In an age of privatization of many governmental functions such as health care, prison management, and warfare, this Article poses the question as to whether eminent domain should be among them. Unlike other privatized functions, eminent domain is a traditionally governmental and highly coercive power, akin to the government’s power to tax, to arrest individuals, and to license. It is, therefore, a very public power.
In particular, the delegation of this very public power to private, non-profit and charitable corporations has escaped the scrutiny that for-profit private actors have attracted in the wake of the U.S. Supreme Court’s decision in Kelo. Though delegated the very public power of eminent domain, these private, non-profit actors may only be accountable to their private boards of directors instead of to the general electorate.

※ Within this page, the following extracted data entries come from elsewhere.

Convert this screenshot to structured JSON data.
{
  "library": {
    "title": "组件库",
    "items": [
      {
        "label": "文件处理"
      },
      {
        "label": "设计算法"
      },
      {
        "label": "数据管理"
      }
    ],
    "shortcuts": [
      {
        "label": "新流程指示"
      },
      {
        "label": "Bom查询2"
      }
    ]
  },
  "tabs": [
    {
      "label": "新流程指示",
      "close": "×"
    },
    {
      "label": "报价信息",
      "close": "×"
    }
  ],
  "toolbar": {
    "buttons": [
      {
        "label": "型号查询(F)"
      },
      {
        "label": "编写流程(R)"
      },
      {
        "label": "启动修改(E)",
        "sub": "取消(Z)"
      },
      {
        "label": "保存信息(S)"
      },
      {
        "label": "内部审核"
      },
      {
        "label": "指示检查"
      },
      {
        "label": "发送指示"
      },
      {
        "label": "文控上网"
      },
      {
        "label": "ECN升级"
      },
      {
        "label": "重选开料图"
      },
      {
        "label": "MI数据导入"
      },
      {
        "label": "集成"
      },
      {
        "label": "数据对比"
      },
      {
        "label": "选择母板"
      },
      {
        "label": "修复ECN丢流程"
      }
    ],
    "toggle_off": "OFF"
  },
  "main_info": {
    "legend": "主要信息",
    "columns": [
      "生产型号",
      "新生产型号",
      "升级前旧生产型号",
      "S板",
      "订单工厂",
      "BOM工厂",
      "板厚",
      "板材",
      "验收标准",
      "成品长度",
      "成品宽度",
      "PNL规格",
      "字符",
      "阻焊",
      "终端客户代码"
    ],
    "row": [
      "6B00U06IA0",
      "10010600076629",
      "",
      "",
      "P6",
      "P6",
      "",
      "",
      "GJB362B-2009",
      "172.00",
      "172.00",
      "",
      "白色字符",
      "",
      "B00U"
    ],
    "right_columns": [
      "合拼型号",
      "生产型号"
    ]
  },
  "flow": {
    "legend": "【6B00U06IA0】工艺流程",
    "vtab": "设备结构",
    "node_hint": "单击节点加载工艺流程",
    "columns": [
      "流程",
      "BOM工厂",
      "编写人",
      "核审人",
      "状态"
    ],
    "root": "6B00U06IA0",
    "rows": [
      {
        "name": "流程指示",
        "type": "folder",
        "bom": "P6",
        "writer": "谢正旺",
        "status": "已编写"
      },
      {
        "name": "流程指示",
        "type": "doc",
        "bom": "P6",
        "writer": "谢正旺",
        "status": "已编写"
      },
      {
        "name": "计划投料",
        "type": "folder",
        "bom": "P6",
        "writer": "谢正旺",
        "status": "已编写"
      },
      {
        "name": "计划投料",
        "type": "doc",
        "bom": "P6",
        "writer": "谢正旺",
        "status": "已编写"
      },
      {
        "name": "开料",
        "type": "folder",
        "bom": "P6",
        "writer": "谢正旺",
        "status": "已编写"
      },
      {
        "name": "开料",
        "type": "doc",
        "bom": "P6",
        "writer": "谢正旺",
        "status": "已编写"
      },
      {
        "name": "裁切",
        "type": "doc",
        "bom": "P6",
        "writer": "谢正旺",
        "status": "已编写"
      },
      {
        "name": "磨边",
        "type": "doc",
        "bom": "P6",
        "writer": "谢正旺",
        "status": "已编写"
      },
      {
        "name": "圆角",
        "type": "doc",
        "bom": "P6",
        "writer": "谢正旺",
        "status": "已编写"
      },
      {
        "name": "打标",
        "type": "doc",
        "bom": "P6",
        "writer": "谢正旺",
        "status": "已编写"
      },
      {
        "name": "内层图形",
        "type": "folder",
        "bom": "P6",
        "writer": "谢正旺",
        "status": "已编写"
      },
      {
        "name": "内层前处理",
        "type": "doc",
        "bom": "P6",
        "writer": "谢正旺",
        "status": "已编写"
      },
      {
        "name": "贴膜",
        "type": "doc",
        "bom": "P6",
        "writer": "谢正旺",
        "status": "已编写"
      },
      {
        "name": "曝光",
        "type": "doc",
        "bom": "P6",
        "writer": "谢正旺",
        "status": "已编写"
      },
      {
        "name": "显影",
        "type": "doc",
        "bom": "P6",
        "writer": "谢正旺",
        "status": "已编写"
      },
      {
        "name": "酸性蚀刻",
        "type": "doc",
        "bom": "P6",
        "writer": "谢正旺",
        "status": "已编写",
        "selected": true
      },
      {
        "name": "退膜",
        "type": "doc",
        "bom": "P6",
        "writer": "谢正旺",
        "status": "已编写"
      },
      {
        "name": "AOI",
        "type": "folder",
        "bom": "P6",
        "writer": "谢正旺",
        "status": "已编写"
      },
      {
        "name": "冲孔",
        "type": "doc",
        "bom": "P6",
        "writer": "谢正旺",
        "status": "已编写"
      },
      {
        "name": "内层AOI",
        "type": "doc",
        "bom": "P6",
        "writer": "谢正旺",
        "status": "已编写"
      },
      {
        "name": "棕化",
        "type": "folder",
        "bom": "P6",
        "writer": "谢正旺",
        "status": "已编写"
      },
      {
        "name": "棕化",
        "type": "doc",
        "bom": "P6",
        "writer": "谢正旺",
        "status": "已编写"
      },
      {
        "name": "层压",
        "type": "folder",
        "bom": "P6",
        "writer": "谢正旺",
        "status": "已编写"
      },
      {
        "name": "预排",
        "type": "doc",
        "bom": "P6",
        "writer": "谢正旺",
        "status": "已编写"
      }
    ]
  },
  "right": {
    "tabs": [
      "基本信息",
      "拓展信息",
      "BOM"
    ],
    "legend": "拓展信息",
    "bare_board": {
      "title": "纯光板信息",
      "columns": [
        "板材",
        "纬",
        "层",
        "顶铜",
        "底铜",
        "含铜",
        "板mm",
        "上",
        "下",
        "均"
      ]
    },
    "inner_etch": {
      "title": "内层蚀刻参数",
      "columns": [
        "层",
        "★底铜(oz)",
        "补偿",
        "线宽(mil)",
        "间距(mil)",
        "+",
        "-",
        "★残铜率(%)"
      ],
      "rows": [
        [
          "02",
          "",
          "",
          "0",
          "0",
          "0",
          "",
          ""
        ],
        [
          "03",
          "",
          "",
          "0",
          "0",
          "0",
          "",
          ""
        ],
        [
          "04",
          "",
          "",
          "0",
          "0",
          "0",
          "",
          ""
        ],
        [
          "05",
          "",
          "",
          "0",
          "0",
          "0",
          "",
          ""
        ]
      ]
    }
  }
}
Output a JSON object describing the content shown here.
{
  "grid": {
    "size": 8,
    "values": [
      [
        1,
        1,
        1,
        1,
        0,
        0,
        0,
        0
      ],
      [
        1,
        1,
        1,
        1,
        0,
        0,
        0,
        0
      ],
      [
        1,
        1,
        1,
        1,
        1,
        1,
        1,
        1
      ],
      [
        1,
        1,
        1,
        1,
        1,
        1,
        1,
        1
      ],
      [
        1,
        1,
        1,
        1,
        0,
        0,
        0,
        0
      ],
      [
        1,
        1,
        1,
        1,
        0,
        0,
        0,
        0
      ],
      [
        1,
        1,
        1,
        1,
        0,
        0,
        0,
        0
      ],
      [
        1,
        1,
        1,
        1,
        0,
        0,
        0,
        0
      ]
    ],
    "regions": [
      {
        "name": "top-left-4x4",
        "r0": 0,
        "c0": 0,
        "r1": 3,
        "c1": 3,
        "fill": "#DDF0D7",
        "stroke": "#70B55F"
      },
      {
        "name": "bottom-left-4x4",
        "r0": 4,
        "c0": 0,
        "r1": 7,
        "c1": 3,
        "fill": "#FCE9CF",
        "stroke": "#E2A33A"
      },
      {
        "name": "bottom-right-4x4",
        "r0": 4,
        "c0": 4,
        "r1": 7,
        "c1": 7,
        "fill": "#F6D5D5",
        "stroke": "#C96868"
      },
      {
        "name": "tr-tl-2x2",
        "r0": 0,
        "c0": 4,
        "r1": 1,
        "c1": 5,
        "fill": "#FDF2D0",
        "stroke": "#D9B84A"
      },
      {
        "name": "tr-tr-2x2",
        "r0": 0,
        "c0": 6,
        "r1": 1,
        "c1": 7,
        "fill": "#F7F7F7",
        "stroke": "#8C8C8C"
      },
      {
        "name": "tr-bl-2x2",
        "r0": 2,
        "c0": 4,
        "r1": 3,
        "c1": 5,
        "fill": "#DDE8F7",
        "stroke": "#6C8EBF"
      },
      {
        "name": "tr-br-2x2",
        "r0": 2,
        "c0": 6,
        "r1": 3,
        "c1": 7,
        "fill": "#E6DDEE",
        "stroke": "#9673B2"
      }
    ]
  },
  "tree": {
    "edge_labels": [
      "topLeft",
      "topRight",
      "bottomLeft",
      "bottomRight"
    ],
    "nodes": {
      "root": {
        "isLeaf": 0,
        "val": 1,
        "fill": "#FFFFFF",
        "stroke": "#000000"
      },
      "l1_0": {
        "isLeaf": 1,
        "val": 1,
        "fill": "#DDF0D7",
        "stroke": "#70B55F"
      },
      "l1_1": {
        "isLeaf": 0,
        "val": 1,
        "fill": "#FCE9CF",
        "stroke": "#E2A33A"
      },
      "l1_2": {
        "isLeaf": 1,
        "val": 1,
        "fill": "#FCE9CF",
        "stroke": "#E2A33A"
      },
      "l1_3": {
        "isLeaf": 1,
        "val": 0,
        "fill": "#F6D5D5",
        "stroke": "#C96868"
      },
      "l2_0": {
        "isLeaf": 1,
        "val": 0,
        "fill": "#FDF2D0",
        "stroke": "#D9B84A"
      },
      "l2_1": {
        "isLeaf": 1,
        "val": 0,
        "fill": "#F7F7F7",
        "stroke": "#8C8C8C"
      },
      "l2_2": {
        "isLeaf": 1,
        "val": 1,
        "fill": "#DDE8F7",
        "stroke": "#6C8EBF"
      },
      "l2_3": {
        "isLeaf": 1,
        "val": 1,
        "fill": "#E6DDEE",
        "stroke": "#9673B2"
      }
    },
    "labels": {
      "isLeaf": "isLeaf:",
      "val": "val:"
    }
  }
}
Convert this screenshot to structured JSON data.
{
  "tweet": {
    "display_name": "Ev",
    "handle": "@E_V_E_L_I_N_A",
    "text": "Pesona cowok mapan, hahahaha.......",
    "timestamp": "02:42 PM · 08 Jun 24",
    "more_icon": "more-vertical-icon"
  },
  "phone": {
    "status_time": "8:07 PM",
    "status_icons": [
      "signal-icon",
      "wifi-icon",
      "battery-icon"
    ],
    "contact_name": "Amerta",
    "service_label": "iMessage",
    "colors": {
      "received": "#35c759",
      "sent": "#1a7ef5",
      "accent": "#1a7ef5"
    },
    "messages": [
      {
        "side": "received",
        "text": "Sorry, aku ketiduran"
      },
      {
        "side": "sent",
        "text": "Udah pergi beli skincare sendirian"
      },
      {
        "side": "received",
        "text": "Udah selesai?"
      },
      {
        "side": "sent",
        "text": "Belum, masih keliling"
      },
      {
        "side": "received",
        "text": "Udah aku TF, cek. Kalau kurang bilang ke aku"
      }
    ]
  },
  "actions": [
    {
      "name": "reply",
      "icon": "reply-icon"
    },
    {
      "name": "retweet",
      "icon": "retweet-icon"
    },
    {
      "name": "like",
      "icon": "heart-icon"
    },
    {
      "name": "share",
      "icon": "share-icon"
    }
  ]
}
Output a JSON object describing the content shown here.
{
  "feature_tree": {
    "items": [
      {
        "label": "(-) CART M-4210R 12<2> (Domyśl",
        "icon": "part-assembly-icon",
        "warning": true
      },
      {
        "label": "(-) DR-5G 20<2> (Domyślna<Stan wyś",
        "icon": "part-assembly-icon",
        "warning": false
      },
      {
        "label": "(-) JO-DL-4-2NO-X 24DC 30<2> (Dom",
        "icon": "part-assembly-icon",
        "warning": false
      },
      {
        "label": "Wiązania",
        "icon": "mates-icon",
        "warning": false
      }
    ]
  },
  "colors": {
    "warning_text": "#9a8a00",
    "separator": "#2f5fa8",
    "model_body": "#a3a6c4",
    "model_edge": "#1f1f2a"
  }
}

This Article asserts that the largely procedural due process underpinnings of the Private Non-Delegation Doctrine (PNDD), a doctrine that has enjoyed renewed vigor in the state courts, provides an excellent means to assess the delegation of the takings power to private, non-profit corporations. The paper introduces two PNDD tests and applies these tests to two case studies in which eminent domain power has been delegated to private non-profits. Finally, in order to address the procedural due process concerns stressed by the PNDD and the two judicial tests, this Article proposes seven legislative solutions, including the use of Social Capital Impact Assessments, for state legislatures that have either delegated the takings power to private, non-profits, or that are contemplating these delegations.
Johnson, Asmara Tekle. “Privatizing Eminent Domain: The Delegation of a Very Public Power to Private, Non-Profit and Charitable Corporations.” American University Law Review 56, no. 3 (February 2007): 455-514.